Some of us degrade it a lot more and other people are going to bear the burden. I don’t think that’s fair, so it infuriates me, but it also scares me. I think what I would like to imagine is that for as much innovative energy we bring to the creation of ideas, and to thinking about how to exploit them, and celebrating how amazing they are, we should be devoting the same amount of energy to anticipating the potential problems and challenges that they would create. And being a little bit ahead of the curve, and ultimately taking on some responsibility for that.

There are problems, big and small, at all levels of society. Here at the University of Bristol, research institutes have been set up to pool ideas and knowledge from different disciplines and fields to try and tackle some of these problems and challenges.

We asked the directors of some of those research institutes what they think the biggest problems or challenges are to society, what opportunities they see developing from those challenges, and what scares or excites them about the future. Before you watch, note down some of your own initial responses to these same questions.

In this video, you hear from the following people:

  • Tim Cole, Professor of Social History, is the director of the Brigstow Institute, which brings researchers from different disciplines together with a range of partners across the city and beyond to experiment in new ways of living and being.

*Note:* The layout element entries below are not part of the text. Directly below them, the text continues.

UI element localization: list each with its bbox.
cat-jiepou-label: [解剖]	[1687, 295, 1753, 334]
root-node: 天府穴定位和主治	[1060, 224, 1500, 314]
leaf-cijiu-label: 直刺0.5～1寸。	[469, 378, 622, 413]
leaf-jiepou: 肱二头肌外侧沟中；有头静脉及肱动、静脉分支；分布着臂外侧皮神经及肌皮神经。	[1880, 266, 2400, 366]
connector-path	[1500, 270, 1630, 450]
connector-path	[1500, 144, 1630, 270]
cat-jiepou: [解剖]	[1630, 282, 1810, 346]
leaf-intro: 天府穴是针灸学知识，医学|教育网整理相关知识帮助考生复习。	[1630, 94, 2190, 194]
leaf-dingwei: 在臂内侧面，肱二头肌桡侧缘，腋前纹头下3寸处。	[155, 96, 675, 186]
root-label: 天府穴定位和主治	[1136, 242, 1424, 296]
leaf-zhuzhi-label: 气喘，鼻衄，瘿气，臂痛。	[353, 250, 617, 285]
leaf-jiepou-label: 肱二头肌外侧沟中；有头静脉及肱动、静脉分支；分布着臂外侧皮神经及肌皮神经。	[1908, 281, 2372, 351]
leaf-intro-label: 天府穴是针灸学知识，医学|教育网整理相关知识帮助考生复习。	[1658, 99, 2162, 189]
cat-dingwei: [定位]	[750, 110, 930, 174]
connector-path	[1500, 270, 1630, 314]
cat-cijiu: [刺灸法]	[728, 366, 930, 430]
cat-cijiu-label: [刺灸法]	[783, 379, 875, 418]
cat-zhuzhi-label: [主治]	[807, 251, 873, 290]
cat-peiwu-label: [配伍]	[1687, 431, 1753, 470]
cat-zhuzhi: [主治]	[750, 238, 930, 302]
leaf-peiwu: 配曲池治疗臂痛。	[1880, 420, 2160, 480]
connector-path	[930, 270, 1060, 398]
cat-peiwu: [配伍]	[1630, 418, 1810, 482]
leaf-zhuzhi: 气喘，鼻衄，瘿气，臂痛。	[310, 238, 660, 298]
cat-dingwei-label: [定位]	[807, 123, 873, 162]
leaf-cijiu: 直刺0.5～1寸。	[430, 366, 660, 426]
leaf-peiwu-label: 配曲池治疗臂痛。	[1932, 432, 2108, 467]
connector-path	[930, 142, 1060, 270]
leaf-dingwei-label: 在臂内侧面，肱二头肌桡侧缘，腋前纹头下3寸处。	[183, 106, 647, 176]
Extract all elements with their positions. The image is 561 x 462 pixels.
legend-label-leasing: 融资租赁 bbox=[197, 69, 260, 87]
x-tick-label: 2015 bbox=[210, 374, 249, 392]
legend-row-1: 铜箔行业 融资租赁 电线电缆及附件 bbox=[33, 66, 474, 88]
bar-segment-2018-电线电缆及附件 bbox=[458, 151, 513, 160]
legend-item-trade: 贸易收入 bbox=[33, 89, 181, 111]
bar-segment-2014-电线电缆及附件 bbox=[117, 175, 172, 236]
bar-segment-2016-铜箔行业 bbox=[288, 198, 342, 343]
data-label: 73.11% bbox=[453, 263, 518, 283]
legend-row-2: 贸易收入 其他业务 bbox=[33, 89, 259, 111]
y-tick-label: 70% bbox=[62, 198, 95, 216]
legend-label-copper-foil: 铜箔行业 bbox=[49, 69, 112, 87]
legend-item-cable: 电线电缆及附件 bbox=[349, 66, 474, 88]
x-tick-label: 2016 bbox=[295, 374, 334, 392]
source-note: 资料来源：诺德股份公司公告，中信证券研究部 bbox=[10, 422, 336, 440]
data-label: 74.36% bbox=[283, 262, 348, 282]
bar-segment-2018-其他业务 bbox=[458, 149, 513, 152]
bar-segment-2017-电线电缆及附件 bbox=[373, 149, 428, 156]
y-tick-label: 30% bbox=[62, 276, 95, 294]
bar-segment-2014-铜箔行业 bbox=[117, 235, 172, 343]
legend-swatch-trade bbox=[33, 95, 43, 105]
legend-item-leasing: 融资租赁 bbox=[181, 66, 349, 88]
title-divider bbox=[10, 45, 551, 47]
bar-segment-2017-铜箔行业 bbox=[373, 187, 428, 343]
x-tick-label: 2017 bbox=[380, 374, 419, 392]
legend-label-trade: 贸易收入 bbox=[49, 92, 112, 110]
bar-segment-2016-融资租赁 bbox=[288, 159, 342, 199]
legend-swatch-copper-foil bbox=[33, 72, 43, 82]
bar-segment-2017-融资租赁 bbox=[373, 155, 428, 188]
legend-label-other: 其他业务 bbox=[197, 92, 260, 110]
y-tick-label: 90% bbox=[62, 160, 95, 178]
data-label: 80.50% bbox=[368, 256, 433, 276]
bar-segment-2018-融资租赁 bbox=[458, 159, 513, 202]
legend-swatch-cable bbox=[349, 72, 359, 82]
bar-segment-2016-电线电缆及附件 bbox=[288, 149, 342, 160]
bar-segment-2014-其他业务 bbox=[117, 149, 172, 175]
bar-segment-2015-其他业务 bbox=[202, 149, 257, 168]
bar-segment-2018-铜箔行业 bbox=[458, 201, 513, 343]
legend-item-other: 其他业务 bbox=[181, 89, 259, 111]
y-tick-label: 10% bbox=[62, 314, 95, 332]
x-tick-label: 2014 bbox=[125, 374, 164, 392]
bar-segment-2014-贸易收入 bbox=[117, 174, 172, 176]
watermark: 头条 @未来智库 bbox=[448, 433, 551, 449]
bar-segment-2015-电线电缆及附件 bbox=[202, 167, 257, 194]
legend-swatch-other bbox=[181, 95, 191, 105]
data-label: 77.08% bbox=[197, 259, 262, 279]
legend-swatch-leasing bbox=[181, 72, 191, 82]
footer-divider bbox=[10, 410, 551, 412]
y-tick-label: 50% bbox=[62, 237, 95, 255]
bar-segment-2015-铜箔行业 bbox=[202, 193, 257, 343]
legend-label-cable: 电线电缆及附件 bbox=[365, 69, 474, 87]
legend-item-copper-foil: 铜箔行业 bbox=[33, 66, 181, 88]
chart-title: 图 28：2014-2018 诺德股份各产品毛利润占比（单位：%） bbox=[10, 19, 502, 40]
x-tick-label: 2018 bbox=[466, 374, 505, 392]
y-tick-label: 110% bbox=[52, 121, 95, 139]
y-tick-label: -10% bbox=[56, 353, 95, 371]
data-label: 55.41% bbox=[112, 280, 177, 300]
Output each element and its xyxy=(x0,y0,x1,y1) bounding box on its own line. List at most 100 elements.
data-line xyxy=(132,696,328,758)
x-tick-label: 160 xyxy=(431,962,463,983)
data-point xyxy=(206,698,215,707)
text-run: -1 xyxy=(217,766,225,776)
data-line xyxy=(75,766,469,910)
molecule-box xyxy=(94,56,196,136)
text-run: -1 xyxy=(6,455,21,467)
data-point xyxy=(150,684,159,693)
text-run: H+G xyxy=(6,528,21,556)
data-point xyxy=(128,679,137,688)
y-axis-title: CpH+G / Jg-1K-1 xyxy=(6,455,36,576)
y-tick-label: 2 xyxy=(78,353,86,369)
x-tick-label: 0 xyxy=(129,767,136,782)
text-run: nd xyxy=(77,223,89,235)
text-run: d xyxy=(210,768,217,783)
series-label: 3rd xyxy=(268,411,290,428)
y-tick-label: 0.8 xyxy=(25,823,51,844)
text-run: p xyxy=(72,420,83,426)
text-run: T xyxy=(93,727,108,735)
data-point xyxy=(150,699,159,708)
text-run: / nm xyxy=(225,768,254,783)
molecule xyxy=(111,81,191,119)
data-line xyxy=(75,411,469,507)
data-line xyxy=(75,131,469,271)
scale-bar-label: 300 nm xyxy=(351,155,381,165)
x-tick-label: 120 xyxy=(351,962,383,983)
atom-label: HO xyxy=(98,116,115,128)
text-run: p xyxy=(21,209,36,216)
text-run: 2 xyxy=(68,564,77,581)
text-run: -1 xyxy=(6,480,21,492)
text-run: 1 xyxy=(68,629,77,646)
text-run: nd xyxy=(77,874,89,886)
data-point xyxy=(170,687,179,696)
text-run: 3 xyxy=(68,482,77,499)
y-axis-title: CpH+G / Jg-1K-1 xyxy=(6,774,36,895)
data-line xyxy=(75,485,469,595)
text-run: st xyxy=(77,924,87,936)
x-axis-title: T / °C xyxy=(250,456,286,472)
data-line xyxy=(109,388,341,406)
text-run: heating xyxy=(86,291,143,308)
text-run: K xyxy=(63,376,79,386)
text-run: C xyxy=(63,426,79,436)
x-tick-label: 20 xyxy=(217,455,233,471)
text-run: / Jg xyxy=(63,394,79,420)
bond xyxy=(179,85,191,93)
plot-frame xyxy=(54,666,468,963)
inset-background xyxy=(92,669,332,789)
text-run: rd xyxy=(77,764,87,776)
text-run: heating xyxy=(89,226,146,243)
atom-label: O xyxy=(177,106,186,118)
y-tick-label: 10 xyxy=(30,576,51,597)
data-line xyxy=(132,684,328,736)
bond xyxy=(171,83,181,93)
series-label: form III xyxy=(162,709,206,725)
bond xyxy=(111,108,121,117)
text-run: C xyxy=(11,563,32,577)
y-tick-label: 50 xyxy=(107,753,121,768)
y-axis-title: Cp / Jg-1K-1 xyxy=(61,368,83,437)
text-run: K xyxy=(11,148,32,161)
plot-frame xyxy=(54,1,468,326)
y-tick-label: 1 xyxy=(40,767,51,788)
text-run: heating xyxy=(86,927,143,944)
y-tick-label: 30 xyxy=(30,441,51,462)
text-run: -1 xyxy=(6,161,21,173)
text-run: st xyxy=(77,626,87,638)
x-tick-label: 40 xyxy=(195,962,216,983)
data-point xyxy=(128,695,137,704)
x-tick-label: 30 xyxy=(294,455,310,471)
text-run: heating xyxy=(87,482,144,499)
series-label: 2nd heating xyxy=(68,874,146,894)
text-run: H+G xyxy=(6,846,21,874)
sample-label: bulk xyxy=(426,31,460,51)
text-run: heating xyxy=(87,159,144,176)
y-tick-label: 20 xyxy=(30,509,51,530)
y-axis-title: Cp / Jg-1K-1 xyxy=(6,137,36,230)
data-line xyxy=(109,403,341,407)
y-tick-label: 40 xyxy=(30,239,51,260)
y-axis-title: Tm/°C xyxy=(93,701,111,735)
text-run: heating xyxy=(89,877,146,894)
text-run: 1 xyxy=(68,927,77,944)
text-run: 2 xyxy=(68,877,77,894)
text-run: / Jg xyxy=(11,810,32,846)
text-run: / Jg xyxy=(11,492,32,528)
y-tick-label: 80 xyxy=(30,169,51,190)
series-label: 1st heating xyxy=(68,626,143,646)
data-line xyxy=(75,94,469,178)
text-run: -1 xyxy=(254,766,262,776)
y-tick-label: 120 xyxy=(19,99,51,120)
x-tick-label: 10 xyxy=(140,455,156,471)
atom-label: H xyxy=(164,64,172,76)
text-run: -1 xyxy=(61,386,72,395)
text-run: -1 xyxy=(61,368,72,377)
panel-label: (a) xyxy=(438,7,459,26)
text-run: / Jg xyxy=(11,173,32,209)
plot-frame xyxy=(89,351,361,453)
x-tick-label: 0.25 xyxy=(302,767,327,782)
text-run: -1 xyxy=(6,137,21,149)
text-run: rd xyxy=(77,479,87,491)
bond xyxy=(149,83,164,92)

  • Professor Rachael Gooberman-Hill, Professor of Health and Anthropology, is the director of the Elizabeth Blackwell Institute. She talks about local problems in terms of health, and how we as a society can move towards tackling those problems.

  • Professor Richard Pancost is director of the Cabot Institute, which explores approaches to understanding and responding to environmental uncertainty. Richard talks about environmental and sustainability challenges and what we can do to move towards a more sustainable future.

Thinking about what’s been said in the video, consider these big questions and discuss your ideas in the comments section:

  • What will society look like in 50 years?
  • What will cities look like in 50 years?
  • What will institutions like universities look like in 50 years?